Le Barathym devrait arrêter la restauration
Lors de l'assemblée générale du Barathym, vendredi 18 mai. (photo : BB, Le Crieur de la Villeneuve)

Face au serrage de vis budgétaire, entre baisse des subventions publiques et arrêt des contrats aidés, le café-restaurant associatif, installé au Patio, devrait arrêter son activité de restauration en juin. Au grand dam des habitants.

Il y a des graphiques plus parlants qu’une longue explication. Celui présenté par le Barathym lors de son assemblée générale, le 18 mai, montre une baisse constante de l’équipe : de cinq salariés fin 2015, le café-restaurant est tombé à trois, en mai 2018, pour ne plus en avoir qu’un à la rentrée de septembre.

Sur la paille, le café ne peut pas renouveler les contrats de ses salariés. La faute au « contexte général de baisse de subventions [le café associatif a perdu 35 000 euros de recettes, entre l’arrêt des aides des contrats aidés et la fin d’une subvention de 9 000 euros de la Métro suite à l’arrêt des achats groupés, ndlr] et à une forte augmentation des charges salariales suite à l’arrêt des contrats aidés [lire l’article Fin de partie pour les contrats aidés, ndlr] » explique Thomas Pedron-Trouvé, ancien coordinateur du café et membre du conseil d’administration de l’association, en introduction de l’assemblée. Une situation financière délicate qui avait déjà conduit le café à arrêter certaines activités, comme les achats groupés ou les ateliers parents-enfants du mercredi.

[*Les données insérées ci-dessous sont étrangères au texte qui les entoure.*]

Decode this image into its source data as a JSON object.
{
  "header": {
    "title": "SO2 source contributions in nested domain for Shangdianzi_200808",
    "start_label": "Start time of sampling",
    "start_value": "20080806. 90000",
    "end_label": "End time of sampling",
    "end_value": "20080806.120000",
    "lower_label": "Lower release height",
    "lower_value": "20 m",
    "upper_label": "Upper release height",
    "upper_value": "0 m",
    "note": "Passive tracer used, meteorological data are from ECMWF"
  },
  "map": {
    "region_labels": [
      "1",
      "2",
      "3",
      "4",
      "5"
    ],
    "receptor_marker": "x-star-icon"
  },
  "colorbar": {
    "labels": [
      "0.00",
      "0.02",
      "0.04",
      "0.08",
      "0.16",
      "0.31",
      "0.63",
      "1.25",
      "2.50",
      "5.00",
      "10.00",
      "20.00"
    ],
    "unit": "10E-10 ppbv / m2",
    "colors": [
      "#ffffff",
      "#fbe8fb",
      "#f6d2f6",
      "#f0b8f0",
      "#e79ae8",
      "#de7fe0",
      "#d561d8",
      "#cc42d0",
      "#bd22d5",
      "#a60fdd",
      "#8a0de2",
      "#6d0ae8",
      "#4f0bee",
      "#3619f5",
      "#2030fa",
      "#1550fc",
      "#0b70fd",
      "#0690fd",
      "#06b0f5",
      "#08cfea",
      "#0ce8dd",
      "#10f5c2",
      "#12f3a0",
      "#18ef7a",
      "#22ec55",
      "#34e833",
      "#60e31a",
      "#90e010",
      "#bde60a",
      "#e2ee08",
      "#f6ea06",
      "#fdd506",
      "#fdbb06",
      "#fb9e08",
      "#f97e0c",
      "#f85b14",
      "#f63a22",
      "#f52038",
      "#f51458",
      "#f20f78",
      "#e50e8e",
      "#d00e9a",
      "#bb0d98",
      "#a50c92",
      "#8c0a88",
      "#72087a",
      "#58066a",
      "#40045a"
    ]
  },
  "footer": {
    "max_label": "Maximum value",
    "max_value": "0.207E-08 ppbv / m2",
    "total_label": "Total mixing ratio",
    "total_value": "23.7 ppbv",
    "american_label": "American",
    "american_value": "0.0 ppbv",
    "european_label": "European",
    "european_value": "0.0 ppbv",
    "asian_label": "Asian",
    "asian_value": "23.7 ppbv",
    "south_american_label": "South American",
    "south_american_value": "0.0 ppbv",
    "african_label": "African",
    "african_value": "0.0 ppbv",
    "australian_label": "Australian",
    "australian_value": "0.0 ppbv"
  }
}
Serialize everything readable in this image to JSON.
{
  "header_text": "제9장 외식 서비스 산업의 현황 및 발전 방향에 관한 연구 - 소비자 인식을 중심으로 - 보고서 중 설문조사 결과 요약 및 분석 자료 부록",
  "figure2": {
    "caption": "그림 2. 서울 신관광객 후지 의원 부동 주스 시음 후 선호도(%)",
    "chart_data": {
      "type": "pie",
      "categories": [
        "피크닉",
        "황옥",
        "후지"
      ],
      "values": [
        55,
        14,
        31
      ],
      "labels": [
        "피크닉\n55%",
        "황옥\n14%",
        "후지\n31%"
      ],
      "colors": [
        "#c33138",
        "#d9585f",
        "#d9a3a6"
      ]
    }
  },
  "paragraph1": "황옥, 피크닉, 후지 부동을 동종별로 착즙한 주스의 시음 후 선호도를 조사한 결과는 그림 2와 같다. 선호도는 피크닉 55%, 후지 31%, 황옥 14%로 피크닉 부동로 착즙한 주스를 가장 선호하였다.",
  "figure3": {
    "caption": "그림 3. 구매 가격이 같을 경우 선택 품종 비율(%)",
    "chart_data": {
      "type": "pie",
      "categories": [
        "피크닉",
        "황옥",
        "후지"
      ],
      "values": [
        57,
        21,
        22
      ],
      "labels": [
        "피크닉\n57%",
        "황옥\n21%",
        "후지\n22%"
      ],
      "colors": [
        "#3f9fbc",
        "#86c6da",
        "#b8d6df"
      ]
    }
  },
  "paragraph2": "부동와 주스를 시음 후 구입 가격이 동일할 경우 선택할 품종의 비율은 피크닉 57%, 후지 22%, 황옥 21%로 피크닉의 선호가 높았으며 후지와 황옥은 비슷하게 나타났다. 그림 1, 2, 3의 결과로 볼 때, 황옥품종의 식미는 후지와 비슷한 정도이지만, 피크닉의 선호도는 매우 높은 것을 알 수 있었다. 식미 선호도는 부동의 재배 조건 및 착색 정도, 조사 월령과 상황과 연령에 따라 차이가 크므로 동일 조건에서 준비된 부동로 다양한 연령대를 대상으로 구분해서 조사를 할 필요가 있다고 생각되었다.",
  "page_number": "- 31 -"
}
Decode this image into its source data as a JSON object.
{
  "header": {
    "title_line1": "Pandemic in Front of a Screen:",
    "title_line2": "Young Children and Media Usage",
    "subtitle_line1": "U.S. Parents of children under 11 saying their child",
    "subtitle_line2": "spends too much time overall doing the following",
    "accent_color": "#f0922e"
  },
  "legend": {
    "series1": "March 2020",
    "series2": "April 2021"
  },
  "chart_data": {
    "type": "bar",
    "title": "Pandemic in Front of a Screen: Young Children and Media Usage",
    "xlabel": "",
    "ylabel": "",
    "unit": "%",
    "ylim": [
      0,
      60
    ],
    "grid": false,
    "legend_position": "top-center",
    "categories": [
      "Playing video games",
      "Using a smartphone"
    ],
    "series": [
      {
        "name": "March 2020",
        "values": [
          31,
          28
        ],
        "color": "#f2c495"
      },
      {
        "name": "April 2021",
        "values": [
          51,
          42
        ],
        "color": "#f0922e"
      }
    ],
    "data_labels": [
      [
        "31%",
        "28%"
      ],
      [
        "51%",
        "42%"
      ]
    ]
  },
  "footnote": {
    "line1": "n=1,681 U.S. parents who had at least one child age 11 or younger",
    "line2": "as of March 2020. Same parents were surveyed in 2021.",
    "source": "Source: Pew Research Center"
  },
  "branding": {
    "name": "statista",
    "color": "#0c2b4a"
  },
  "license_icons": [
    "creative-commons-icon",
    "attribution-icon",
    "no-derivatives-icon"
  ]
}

Les membres du conseil d’administration ont donc proposé d’arrêter la partie restauration, une des trois activités principales du Barathym, avec le café et le traiteur. Pourtant le chiffre d’affaire de la restauration — qui représente les quatre cinquièmes du chiffre d’affaire total — a augmenté de 13 % entre 2016 et 2017. Mais la maintenir obligerait à renouveler le poste de la cuisinière, chose impossible dans la situation financière actuelle.

L’annonce de cette décision a suscité la colère des habitants, qui craignent la fermeture de ce commerce de proximité. « Je le vis comme une sanction ! » témoigne une habitante. Surtout que le Barathym participe au rayonnement du quartier et « attire une clientèle extérieure au quartier, qui en a besoin », raconte une autre.

Alain Denoyelle, adjoint à l’Action sociale à la mairie de Grenoble, représentait la ville lors de l’assemblée. Il a annoncé que la ville maintiendrait sa subvention de 15 000 euros l’année prochaine.

Le conseil d’administration nouvellement élu aura la tâche de garder le Barathym à flots selon trois axes : « maintenir un lieu de convivialité ; consolider le projet associatif et rechercher un nouveau modèle économique pour, pourquoi pas, relancer une petite restauration. » Le Barathym fermera le 22 juin au soir, pour tout l’été, suite aux travaux prévus dans le Patio, et ré-ouvrira, pour la seule partie café, en septembre.

Mise à jour  du 23 mai : la première version de l’article mentionnait une subvention de 35 000 euros de Grenoble-Alpes Métropole. Ce montant cumule en fait une subvention de 9 000 euros de la Métro, versée pour les achats groupés, subvention qui a été logiquement stoppée suite à l’arrêt des achats groupés, et le cumul des aides reçues par l’État au titre des trois contrats aidés dont bénéficiait le café-restaurant.